Inilah Maksud Pengulangan 31 Kali Kalimat Fabiayyi 'Ala 'Irabbikuma Tukadziban, Bikin Merinding

ayat tukadziban
Banyak rahasia dalam Al-Qur'an yang membutuhkan pemikiran dan belajar untuk dipahami dan dilaksanakan.

Bagi umat Islam, Alquran adalah pedoman tertinggi dan menjadi rujukan pertama dengan Al Hadits.

Tetapi ada hal yang menarik, mungkin telah terjadi juga.

Mengapa hanya dalam surat Ar-Rahman, frase 'Fabiayyi' aala'i Rabbikumaa Tukadzdzibaan "diulang 31 kali.

Kepada siapa ditujukan, apa arti sebenarnya.

Kalimat yang jika diartikan, (nikmat Tuhanmu, di mana lagi Anda menyangkal).

Frasa ini diulangi dalam ayat 13, 16, 18, 21, 23, 25, 28, 30, 32, 34, 36, 38, 40, 42, 45, 47, 49, 51, 53, 55, 57, 59, 61, 63, 65, 67, 69, 71, 73, 75, dan 77 huruf Ar Rahman.

Kalimat ini ditujukan kepada manusia dan jin, sehingga menggunakan kata Rabbikuma (ربكما), yang berarti

"Tuhan kalian berdua".

Dilansir dari tarbiyah.net berbeda dengan banyak surat lain, Surat Ar Rahman meliputi jin sebagai objek firman Allah.

Jin dan manusia diingatkan bahwa banyak nikmat Allah anugerahkan kepada mereka.

Dengan begitu banyak berkah yang disebutkan dalam surat Ar Rahman, Allah juga disertai dengan kalimat "Fabiayyi 'aalaa'i Rabbikumaa Tukadzdzibaan".

"Setiap menggambarkan berbagai lezat, selalu disertai dengan Fabiayyi 'aalaa'i Rabbikumaa Tukadzdzibaan," tulis Amr Khalid Shaikh di Khowatir Qur'aniyah.

Lalu mengapa diulang hingga 31 kali?

Tentu saja pengulangan ini adalah hak prerogatif Allah dan hanya Dia-lah yang benar-benar tahu esensi di balik itu.

Tapi di antara pelajaran yang bisa dipelajari, selain untuk mengingatkan jin dan manusia menyadari bahwa semua yang datang dari nikmat Allah, pengulangan juga menunjukkan pentingnya rasa syukur atas nikmat itu.

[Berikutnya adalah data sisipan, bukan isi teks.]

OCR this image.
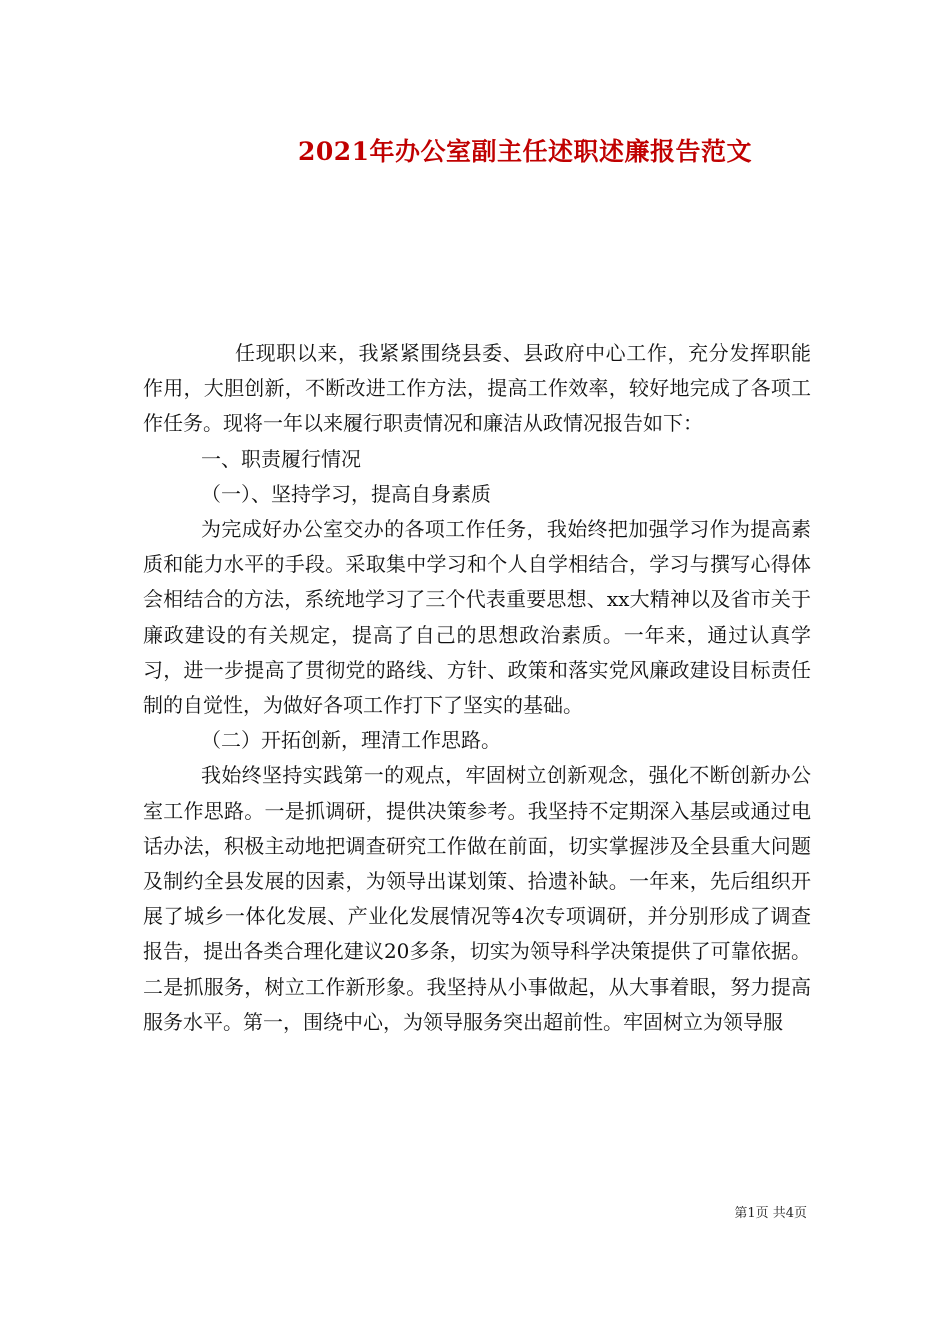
2021年办公室副主任述职述廉报告范文

任现职以来，我紧紧围绕县委、县政府中心工作，充分发挥职能作用，大胆创新，不断改进工作方法，提高工作效率，较好地完成了各项工作任务。现将一年以来履行职责情况和廉洁从政情况报告如下：

一、职责履行情况

（一）、坚持学习，提高自身素质

为完成好办公室交办的各项工作任务，我始终把加强学习作为提高素质和能力水平的手段。采取集中学习和个人自学相结合，学习与撰写心得体会相结合的方法，系统地学习了三个代表重要思想、xx大精神以及省市关于廉政建设的有关规定，提高了自己的思想政治素质。一年来，通过认真学习，进一步提高了贯彻党的路线、方针、政策和落实党风廉政建设目标责任制的自觉性，为做好各项工作打下了坚实的基础。

（二）开拓创新，理清工作思路。

我始终坚持实践第一的观点，牢固树立创新观念，强化不断创新办公室工作思路。一是抓调研，提供决策参考。我坚持不定期深入基层或通过电话办法，积极主动地把调查研究工作做在前面，切实掌握涉及全县重大问题及制约全县发展的因素，为领导出谋划策、拾遗补缺。一年来，先后组织开展了城乡一体化发展、产业化发展情况等4次专项调研，并分别形成了调查报告，提出各类合理化建议20多条，切实为领导科学决策提供了可靠依据。二是抓服务，树立工作新形象。我坚持从小事做起，从大事着眼，努力提高服务水平。第一，围绕中心，为领导服务突出超前性。牢固树立为领导服

第1页 共4页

"Kalimat ini (Fabiayyi 'aalaa'i Rabbikumaa Tukadzdzibaan) memerintahkan jin dan manusia untuk mensyukuri nikmat Allah dan tidak menyangkal," kata Amr Khalid Shaikh.

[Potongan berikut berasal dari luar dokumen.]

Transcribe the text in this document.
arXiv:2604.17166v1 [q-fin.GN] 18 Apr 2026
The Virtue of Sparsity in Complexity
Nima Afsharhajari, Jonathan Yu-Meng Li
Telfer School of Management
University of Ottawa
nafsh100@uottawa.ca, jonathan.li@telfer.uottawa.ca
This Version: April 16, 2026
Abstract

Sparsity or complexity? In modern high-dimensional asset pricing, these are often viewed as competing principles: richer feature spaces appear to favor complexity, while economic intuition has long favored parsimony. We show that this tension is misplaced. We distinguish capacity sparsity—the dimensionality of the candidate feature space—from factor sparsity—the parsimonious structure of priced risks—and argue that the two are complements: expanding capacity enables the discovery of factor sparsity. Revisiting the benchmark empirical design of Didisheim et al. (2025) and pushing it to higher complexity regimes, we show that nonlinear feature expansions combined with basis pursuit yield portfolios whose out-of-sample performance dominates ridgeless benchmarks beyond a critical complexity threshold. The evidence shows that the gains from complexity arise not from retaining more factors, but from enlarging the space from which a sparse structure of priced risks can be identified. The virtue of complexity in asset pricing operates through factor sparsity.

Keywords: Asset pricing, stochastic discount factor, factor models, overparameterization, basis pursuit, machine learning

Sementara Imam Al-Suyuti dalam Al-Itqan fi Ulumil Qur`an menjelaskan bahwa pengulangan frase Fabiayyi 'aalaa'i Rabbikumaa Tukadzdzibaan untuk memantapkan pemahaman dan menekankan betapa pentingnya mensyukuri nikmat itu setelah menyadari bahwa ia datang dari Allah Mahakuasa.